Now, we have choices that help us to deliver solutions either faster and make previously impossible task possible. For example, MongoDB provides easy programmability, a query interface, high availability with automated failover, and automated sharding capabilities. It allows for a smooth transition to NoSQL data stores from the RDBMS model, with the inclusion of familiar concepts, such as the ability to define indexes.
Graph databases store information as arbitrarily interconnected nodes linked by named relations, rather than as tables and joins. Schema-less and highly extensible, they are an excellent choice for modeling semi-structured data in complex domains. Neo4j is the front-runner in the space – both its REST API and its Cypher query language support simple and fast storage and traversal of graphs.

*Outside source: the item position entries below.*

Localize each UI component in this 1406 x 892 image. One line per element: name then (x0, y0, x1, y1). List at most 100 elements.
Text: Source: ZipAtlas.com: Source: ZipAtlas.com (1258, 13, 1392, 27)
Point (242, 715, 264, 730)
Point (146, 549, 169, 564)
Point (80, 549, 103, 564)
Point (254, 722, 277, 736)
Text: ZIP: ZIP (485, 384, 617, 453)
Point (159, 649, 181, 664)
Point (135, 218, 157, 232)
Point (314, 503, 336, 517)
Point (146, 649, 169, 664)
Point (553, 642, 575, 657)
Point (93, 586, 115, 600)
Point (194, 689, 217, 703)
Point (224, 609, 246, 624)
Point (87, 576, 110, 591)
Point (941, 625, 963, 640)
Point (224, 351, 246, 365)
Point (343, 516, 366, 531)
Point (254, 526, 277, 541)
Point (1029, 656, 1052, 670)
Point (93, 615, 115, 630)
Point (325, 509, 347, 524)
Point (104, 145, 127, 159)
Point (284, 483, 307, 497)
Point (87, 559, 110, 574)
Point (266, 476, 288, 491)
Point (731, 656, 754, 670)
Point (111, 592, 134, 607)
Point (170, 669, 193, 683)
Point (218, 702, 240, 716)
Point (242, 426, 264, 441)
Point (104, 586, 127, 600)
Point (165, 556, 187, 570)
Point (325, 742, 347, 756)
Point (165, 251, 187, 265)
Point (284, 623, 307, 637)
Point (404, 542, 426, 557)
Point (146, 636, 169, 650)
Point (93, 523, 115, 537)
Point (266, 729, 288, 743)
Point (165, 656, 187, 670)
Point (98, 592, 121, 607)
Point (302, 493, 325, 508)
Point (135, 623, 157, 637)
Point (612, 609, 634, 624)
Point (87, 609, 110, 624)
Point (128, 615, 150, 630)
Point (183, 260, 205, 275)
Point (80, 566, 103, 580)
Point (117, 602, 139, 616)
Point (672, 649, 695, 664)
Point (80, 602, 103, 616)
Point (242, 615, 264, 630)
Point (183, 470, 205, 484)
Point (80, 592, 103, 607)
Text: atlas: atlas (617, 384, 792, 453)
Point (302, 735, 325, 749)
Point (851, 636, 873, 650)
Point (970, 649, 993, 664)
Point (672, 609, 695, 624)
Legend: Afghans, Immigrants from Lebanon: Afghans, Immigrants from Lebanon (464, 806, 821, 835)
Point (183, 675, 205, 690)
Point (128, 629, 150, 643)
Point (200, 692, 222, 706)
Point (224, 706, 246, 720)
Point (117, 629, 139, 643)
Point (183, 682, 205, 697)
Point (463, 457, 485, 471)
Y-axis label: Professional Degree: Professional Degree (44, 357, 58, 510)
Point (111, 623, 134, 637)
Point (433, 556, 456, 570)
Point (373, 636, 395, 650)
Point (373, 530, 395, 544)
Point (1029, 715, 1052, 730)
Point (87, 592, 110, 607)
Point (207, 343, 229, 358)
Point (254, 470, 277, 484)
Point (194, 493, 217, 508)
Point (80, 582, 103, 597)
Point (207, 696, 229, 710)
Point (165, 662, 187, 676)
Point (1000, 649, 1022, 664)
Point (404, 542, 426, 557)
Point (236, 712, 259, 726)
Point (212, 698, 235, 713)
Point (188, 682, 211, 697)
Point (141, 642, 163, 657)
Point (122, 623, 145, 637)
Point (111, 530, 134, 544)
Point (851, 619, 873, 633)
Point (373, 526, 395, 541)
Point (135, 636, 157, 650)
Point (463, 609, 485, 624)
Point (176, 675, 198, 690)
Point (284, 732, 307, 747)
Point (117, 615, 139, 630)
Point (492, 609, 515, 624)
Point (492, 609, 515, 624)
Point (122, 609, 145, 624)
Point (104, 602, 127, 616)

Riak and Redis are distributed key-value stores that are schema-less and data-type agnostic. They can be put to good use in write-heavy projects to store data such as sessions, shopping carts and streaming logs, whilst retaining the ability to perform complex queries in full-text search. The distributed cluster can self-recover without a single master, has tunable consistency and availability settings and can do collision detection and resolution if needed – all of which can be particularly helpful in high availability environments.
Couchbase is a persistent cache with auto-sharding features, master-less clusters and replicated data to avoid cache-misses. Because it supports the Memcached protocol, it allows drop-in replacements for Memcached based systems.
Casandra stores data in column as opposite to the record storage in RDBMS, allowing very fast access patterns. Cassandra’s ColumnFamily data model offers the convenience of column indexes with the performance of log-structured updates, strong support for materialized views, and powerful built-in caching.
Corporations, from multinational giants to tiny startups are using different types of NoSQL storage to solve their problems. The database world is no longer a binary choice between Oracle and SQL Server, but has a multicolored framework of solutions. We live in exciting times, when we can paint our solution using the full palette of rich, evocative colors.